Alexander model kitchen.
PHOTO BY EDMUND BARR, COURTESY MODERNISM WEEK

The boys are Cameron Saless and Matthew Allard, who bought the first Racquet Club Road Estates model home three years ago. “It was kind of a mess when we bought it,” Allard says. But after nine months of renovations, they loved the results so much that they decided that rather than make it a vacation residence, they would live there full-time (Saless works in technology and Allard writes “literary fiction,” he tells me).

Armando’s Bar

Alexander model exterior in the Racquet Club Estates neighborhood.
PHOTO BY EDMUND BARR, COURTESY MODERNISM WEEK

The Alexander’s model home, featured on the cover of James R. Harlan’s book The Alexanders: A Desert Legacy, was originally decorated by architect Krisel’s wife, Corinne, and while those furnishing are long gone, Saless and Allard have redone the place in mostly modern pieces that stay true to her chic but practical elegance.

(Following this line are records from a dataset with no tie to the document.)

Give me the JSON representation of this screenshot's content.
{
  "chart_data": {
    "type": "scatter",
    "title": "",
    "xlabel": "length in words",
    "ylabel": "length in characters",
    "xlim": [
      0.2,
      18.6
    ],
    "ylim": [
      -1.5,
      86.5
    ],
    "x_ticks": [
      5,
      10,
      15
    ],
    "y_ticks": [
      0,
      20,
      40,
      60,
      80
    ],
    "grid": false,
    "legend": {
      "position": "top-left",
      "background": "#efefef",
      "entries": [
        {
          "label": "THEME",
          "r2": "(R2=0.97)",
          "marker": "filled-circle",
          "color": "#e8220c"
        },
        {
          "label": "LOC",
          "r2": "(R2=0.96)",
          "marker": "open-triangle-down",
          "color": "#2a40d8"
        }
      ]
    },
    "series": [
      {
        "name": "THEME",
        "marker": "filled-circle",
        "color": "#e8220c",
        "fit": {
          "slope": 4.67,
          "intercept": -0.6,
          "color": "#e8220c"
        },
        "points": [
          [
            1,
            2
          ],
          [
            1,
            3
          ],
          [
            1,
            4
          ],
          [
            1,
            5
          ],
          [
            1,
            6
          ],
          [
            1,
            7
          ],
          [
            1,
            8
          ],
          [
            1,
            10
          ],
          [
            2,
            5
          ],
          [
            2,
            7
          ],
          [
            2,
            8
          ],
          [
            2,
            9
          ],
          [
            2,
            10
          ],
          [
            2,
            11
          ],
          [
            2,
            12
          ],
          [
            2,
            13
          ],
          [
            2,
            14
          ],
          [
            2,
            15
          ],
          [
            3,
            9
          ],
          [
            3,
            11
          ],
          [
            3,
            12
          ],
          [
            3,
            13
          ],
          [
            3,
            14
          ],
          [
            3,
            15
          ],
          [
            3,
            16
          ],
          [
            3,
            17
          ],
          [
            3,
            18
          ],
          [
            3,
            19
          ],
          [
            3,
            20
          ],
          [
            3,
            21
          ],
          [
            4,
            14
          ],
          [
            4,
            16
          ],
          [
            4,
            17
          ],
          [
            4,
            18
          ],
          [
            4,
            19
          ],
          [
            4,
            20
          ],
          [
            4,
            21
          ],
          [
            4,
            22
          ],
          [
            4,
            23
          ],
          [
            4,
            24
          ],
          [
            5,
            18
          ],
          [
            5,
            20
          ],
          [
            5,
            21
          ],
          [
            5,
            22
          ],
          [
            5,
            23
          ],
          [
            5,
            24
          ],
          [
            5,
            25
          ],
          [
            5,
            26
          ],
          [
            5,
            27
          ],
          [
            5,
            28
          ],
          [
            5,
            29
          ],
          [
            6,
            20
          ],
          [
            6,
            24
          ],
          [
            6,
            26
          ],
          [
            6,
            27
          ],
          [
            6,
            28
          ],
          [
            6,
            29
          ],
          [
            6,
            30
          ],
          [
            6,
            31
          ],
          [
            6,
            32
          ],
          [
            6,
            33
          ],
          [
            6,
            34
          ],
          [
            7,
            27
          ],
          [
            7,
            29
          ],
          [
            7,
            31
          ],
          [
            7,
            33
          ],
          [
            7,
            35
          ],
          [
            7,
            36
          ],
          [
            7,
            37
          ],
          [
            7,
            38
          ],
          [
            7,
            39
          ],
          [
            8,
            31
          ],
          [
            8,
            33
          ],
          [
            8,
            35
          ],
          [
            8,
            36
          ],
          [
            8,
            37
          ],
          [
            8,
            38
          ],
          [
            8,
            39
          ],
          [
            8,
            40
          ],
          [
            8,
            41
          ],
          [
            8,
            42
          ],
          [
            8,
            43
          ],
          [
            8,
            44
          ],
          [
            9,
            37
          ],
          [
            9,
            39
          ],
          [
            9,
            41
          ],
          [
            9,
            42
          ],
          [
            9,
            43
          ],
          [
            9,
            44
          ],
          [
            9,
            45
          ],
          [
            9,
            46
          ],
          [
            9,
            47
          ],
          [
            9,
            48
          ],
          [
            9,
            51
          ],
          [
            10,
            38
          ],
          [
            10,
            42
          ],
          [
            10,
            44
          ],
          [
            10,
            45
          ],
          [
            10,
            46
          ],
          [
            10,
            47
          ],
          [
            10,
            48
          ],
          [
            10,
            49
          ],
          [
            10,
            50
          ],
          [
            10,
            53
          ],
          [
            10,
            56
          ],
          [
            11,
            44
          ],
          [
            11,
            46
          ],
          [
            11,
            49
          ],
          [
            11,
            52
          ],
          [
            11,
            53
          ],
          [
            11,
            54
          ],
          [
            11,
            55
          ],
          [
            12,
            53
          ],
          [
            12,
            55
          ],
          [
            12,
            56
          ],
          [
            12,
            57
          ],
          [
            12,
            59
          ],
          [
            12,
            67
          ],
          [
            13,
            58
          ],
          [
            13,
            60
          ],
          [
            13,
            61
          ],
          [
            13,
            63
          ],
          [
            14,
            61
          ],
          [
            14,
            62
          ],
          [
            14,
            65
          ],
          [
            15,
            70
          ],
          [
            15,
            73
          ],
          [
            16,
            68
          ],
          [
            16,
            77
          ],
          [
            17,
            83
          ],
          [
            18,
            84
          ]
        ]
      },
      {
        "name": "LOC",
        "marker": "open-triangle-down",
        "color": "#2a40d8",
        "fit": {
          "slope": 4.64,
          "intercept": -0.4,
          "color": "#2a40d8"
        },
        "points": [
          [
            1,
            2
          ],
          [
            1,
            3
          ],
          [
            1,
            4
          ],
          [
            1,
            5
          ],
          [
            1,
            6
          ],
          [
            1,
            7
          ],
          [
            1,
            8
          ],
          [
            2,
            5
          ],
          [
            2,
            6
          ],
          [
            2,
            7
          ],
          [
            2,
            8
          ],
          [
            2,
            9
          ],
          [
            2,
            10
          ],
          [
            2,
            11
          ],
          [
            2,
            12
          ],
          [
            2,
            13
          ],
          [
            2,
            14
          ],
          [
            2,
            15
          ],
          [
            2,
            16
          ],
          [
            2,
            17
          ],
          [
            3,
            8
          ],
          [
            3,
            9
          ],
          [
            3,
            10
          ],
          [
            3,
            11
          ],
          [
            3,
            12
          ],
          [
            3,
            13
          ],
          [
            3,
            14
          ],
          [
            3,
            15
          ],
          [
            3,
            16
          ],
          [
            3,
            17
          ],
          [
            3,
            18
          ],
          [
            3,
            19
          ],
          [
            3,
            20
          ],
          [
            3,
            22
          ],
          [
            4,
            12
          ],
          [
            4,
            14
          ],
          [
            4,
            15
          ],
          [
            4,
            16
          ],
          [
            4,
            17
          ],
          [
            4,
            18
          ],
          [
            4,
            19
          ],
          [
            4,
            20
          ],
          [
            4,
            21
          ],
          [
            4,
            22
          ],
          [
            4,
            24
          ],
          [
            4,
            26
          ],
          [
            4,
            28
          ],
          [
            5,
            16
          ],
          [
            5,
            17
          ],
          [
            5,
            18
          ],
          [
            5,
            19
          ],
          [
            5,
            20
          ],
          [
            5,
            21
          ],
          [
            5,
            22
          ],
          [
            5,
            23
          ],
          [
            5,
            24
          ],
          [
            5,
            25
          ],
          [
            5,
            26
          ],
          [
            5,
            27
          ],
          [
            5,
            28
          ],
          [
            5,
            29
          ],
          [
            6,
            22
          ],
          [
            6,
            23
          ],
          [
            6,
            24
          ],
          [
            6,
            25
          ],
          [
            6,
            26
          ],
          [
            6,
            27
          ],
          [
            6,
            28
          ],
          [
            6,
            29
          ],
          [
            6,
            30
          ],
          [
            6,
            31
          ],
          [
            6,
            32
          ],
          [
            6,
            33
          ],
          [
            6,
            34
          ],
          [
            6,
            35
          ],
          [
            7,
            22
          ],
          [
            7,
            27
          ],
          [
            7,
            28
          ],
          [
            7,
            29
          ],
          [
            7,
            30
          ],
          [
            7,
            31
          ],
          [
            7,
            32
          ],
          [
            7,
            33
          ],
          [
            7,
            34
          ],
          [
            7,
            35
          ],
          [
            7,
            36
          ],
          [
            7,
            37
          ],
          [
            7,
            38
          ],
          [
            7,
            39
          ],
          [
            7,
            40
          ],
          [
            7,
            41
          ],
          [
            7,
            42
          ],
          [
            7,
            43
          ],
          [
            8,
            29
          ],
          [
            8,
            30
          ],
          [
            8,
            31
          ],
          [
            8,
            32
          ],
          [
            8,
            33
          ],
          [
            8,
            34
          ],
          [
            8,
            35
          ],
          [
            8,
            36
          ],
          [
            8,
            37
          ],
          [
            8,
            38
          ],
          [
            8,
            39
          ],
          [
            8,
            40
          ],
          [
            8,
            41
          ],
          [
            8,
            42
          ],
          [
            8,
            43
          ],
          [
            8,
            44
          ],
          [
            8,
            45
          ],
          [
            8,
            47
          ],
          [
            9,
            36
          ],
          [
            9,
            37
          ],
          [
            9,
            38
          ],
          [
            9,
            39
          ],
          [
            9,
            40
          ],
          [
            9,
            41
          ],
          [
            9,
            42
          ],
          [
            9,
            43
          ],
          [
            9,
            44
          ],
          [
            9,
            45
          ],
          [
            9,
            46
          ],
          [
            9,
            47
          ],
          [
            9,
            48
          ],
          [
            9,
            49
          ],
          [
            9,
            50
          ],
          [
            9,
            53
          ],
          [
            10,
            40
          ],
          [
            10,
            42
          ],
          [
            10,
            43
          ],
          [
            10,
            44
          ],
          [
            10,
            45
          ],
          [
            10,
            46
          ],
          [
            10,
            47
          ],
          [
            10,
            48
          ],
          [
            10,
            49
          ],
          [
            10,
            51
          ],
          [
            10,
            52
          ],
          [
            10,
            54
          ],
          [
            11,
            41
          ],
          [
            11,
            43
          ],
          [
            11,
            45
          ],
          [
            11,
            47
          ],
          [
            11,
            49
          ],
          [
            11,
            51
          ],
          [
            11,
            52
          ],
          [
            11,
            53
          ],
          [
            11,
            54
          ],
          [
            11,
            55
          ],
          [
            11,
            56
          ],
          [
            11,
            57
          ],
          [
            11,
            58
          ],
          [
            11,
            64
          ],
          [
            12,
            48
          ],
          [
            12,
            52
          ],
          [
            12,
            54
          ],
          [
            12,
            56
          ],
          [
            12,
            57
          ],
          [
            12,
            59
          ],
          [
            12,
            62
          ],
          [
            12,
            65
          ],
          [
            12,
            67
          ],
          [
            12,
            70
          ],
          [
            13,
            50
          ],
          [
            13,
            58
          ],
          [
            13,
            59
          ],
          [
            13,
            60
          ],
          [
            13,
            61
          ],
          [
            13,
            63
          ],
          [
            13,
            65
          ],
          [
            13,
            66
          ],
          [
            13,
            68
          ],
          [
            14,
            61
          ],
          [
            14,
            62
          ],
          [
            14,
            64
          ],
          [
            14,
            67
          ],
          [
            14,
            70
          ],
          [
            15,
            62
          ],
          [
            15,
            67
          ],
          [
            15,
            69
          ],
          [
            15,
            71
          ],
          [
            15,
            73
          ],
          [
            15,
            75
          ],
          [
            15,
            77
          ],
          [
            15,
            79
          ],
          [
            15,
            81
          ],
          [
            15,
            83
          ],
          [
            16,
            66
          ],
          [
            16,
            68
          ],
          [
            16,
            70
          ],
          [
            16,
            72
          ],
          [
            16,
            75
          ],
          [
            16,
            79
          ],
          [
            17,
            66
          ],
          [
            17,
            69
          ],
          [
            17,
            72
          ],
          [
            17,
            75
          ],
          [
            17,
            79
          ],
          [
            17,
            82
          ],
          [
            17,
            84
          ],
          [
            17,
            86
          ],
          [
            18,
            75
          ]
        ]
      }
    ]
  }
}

But what I really love is the backyard’s whimsical elements: a single palm tree bursting through the middle of a slatted shade structure; origami-like outdoor furniture; various-sized circular pavers.

“We call it the Moon House,” Allard says. Once it’s pointed out, you notice the spheres inside and outside the house, from the concrete patio pads to disc-shaped casual tables. It all seems like a vast improvement from what was visible in Julius Shulman’s black-and-white shots of the house from 1958, when landscaping meant a few large boulders in the front yard leading up to the home’s entrance and a vast swatch of river gravel surrounding the pool in the backyard.

Still, you can’t help but wish some of Corinne Krisel’s furniture had survived.